Prep 10 mins
Cook 10 mins
I just love this recipe and it looks so good on the platter. From the Not-so-humble vegetable cookbook. Cook time does not take in the standing time.
- 3 small eggplants
- 2 medium tomatoes, sliced
- 350 g bocconcini, sliced
- 1⁄4 cup firmly packed fresh basil leaf
Classic Italian Dressing
- 1⁄4 cup olive oil
- 1 garlic clove, crushed
- 1 teaspoon grainy mustard
- 1 teaspoon sugar
- 2 tablespoons red wine vinegar
- Cut eggplant into 1cm slices (no need to salt if young).
- Cook eggplant in oiled heated griddle pan until tender and browned on both sides.
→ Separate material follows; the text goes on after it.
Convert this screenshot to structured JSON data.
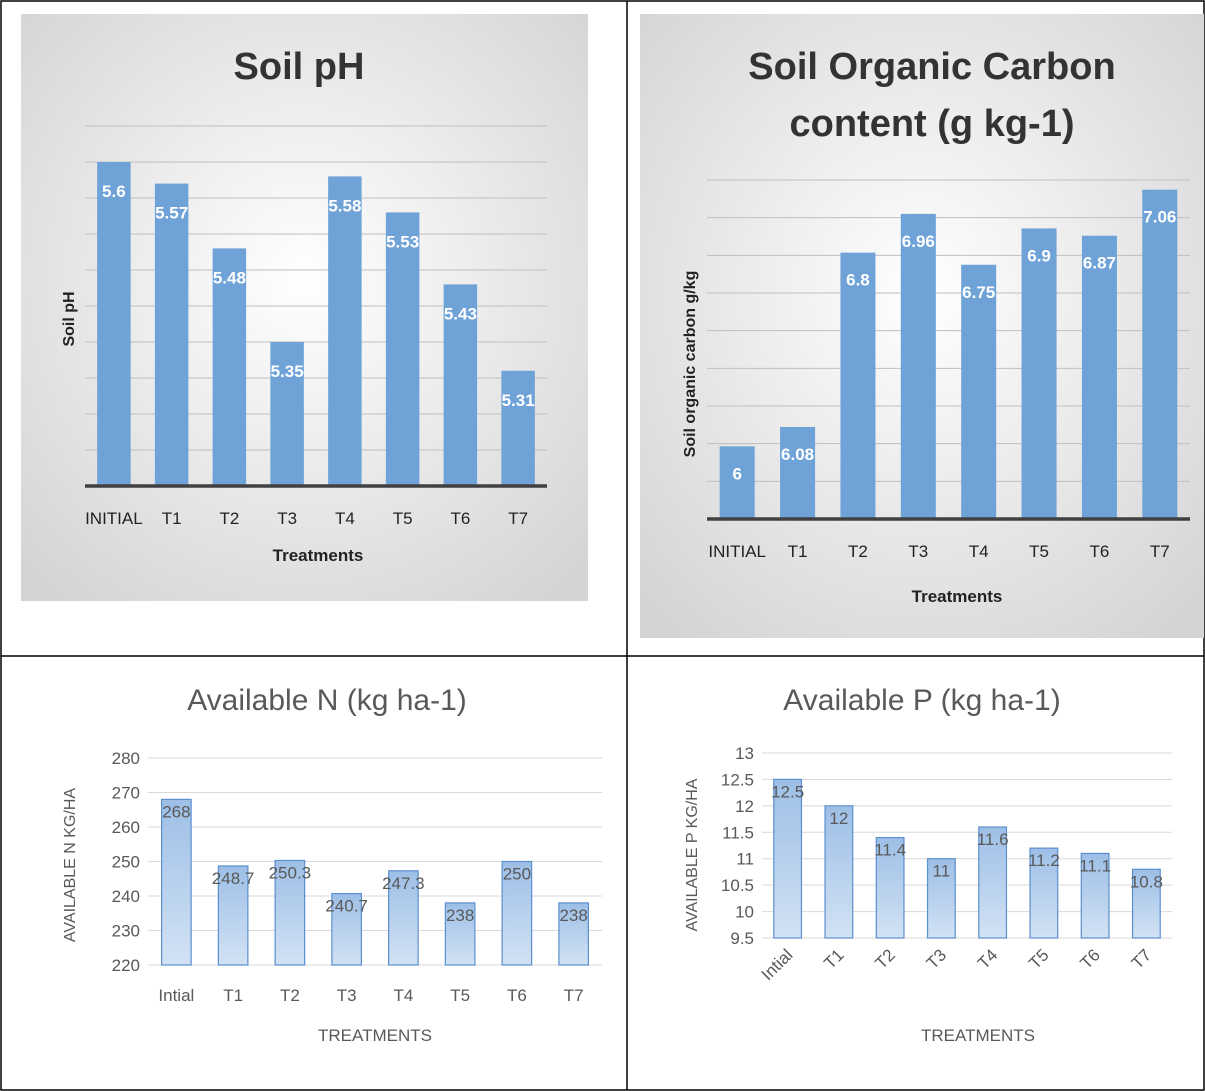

- Layer eggplant with remaining salad ingredients on serving platter; drizzle with three-quarters of the Classic Italian Dressing.
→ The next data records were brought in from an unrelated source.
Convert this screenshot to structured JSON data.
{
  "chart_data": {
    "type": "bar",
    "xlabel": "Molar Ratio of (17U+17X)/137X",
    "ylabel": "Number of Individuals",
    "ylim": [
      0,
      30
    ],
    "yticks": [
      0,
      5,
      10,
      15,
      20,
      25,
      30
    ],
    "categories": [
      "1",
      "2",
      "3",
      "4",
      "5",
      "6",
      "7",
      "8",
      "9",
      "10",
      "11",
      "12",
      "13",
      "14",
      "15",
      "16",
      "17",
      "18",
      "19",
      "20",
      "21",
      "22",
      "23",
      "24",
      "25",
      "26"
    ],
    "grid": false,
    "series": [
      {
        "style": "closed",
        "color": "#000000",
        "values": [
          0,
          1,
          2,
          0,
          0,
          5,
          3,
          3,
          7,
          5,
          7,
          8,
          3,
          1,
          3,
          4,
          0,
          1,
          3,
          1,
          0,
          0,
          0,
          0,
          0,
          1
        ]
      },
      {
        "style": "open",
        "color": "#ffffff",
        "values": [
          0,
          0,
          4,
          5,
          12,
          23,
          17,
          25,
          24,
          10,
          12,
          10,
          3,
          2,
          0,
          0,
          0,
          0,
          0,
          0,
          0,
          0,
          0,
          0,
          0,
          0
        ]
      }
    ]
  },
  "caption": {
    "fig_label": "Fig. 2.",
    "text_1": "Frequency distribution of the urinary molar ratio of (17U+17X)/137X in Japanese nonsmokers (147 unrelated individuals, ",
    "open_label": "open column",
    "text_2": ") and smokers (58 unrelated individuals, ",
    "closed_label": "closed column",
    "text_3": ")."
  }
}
- Cover and refrigerate for at least 15 mins or up to 3 hours.
- Just before serving, drizzle with the remaining Classic Italian Dressing.
- Classic Italian Dressing: Combine all ingredients in a jar and shake well.
Excellent. The traditional Caprese salad made special with the browned flavor of egglplant and a perfectly balanced Italian dressing enhanced with a grainy mustard. I made the recipe as directed using whole grain English mustard for the dressing and served it at room temperature. I sprayed the eggplant slices with olive oil and DH cooked them on the BBQ grill. The eggplant and bocconcini soaked up the tomato juices as well as the dressing and the fresh basil was the perfect foil for the vinegar-mustard-garlic flavor. Thanks Latchy, for this very special recipe!